# SureFire M6 - What Aluminium Alloy is it ?



## petrev (May 5, 2006)

Hi All

Does anyone know exactly what Aluminium Alloy the M6 is made from ?

?

Is it possibly 6082 - HE30
Is it possibly 2014 - T6

or . . .

Anybody know the definitive answer ?

Cheers Pete


----------



## oldskoolmc (May 5, 2006)

7075 T6 aluminum alloy


----------



## petrev (May 5, 2006)

oldskoolmc said:


> 7075 T6 aluminum alloy




Great - Thats a definitive spec. then ?

Cheers Pete


----------



## Boltgun (May 5, 2006)

I thought they were 6061 T6.....man they are going for the good stuff with 7075 T6

Boltgun


----------



## Flash_Gordon (May 5, 2006)

A fairly thorough search of the SF site and catalog yielded no details. No surprise there. I had always believed that they used 6061-T6 with MIL-A-8625 anodizing.
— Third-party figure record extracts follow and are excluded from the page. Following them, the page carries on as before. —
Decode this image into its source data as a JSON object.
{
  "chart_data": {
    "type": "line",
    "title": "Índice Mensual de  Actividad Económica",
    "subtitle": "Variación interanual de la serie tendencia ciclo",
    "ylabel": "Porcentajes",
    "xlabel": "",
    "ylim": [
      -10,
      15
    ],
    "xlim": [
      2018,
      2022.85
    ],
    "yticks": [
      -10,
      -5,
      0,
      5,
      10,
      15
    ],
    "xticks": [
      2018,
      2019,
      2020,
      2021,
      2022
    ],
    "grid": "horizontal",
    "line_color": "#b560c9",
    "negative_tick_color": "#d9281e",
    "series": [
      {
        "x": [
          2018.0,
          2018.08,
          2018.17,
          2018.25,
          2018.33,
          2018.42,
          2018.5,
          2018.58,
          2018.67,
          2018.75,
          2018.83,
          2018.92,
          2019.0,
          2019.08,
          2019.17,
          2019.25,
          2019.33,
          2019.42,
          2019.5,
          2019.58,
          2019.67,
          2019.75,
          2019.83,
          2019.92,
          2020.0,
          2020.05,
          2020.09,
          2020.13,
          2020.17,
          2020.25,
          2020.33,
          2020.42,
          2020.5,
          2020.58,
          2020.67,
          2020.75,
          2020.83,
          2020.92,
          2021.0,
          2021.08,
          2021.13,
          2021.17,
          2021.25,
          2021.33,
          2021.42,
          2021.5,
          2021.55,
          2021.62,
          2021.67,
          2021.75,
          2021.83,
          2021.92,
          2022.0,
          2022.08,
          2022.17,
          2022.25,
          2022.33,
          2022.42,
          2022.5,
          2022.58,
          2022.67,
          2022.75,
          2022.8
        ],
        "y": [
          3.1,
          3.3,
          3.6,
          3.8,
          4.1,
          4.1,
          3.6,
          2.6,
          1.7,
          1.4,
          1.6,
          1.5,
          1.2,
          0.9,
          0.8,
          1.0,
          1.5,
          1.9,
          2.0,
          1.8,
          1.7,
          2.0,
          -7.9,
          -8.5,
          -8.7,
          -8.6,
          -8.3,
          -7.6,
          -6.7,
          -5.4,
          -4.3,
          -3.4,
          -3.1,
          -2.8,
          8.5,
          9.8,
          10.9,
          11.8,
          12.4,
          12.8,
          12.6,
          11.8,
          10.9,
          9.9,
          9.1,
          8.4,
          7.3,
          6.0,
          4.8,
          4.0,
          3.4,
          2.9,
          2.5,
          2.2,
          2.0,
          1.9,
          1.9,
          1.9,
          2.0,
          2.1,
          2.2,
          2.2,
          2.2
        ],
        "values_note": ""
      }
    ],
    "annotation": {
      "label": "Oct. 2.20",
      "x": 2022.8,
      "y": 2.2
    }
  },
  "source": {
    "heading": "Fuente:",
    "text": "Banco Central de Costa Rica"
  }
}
7075 would be a surprising choice. 7075 would typically be used for very high stressed structural parts. Also it is quite a bit harder than 6061 which presents additional machining challenges. In addition 7075 is not particularly good at accepting applied coatings such as anodizing which 6061 does very well.

Mark


----------



## petrev (May 5, 2006)

HMMM

Still some debate here then - I had hoped we had a definitive answer.

Any more info welcome

Thanks Pete


----------